L'équité commande la condamnation de la Société ALTER EGO à payer à Monsieur X... 1. 800 € en application de l'article 700 du Nouveau Code Procédure Civile.
PAR CES MOTIFS
Statuant publiquement et contradictoirement, après en avoir délibéré conformément à la loi
Infirme le jugement en toutes ses dispositions
Statuant à nouveau
Dit le licenciement de Monsieur X... sans cause réelle et sérieuse.
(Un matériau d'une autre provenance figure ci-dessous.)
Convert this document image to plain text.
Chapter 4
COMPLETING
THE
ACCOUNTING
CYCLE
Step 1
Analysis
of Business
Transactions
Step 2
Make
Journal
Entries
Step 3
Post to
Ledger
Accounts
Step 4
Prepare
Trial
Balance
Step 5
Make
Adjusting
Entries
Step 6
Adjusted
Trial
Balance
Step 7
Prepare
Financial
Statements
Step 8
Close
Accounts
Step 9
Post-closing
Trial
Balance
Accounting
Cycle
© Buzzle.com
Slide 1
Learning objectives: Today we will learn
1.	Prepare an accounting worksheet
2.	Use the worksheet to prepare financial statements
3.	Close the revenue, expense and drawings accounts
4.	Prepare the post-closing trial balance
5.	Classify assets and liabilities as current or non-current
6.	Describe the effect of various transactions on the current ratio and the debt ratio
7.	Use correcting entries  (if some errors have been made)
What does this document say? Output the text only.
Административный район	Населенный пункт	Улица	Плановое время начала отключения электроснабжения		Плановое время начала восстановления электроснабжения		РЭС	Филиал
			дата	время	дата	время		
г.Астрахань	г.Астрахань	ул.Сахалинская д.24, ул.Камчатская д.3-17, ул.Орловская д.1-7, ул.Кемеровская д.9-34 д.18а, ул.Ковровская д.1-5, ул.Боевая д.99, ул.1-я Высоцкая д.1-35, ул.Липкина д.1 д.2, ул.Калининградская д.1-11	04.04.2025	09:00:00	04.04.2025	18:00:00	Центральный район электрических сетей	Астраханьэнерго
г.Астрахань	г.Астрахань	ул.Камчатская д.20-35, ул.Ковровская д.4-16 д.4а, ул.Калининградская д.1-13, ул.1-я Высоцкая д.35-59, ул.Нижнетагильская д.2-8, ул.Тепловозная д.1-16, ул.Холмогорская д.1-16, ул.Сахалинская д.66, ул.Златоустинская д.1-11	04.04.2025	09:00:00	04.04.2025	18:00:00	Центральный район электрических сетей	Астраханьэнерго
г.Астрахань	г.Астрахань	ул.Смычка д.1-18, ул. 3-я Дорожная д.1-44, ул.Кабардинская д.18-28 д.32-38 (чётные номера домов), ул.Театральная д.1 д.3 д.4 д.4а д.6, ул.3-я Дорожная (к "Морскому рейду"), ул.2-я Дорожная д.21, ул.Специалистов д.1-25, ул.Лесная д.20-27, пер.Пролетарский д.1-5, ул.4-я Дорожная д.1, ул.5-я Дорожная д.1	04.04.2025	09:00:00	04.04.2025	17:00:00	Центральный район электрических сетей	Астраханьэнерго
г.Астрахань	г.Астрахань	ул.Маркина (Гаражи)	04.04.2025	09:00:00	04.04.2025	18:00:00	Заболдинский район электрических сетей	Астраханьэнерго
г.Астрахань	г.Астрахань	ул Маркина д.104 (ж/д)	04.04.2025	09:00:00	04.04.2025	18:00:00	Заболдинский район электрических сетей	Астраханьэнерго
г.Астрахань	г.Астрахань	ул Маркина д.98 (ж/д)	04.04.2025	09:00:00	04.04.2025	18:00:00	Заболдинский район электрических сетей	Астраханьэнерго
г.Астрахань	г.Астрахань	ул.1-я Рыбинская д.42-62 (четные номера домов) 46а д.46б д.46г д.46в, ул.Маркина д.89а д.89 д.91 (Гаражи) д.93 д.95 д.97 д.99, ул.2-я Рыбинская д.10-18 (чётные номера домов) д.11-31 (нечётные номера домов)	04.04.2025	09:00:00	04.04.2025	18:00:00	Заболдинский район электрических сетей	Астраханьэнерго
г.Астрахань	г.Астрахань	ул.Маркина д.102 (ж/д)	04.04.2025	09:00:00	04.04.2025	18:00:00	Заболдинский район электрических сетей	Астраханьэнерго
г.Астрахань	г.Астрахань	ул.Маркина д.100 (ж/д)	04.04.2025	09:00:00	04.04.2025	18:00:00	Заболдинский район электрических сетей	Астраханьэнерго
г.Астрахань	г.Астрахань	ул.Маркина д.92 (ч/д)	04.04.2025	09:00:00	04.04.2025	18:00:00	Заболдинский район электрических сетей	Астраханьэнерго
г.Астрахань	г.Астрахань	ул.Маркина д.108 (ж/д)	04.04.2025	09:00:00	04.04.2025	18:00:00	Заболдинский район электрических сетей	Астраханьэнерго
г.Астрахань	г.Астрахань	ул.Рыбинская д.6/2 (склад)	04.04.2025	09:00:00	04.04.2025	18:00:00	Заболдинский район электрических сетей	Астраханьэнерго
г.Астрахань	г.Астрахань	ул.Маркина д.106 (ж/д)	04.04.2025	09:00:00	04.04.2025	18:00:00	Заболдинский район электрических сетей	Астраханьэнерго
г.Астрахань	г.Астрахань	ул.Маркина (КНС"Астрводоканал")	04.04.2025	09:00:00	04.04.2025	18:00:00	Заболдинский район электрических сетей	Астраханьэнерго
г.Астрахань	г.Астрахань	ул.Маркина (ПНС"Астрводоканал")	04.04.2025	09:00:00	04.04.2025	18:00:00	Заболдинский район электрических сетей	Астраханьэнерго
Condamne la Société ALTER EGO à verser à Monsieur X... :
1. 314,00 euros à titre de salaire su mis à pied
6. 570,00 euros à titre d'indemnité de préavis
788,40 euros à titre de congés payés afférents
35. 430,00 euros à titre d'indemnité conventionnelle de licenciement
39. 420,00 euros à titre de dommages-intérêts
1. 800,00 euros au titre de l'article 700 du Nouveau Code de Procédure Civile.
Condamne la Société ALTER EGO aux dépens de première instance et d'appel.
Prononcé publiquement par mise à disposition de l'arrêt au greffe de la Cour, les parties ayant été préalablement avisées dans les conditions prévues au deuxième alinéa de l'article 450 du nouveau code de procédure civile.
Signé par Monsieur DELPEUCH, président, et par Madame VERDAN greffier, auquel la minute de la décision a été remise par le magistrat signataire.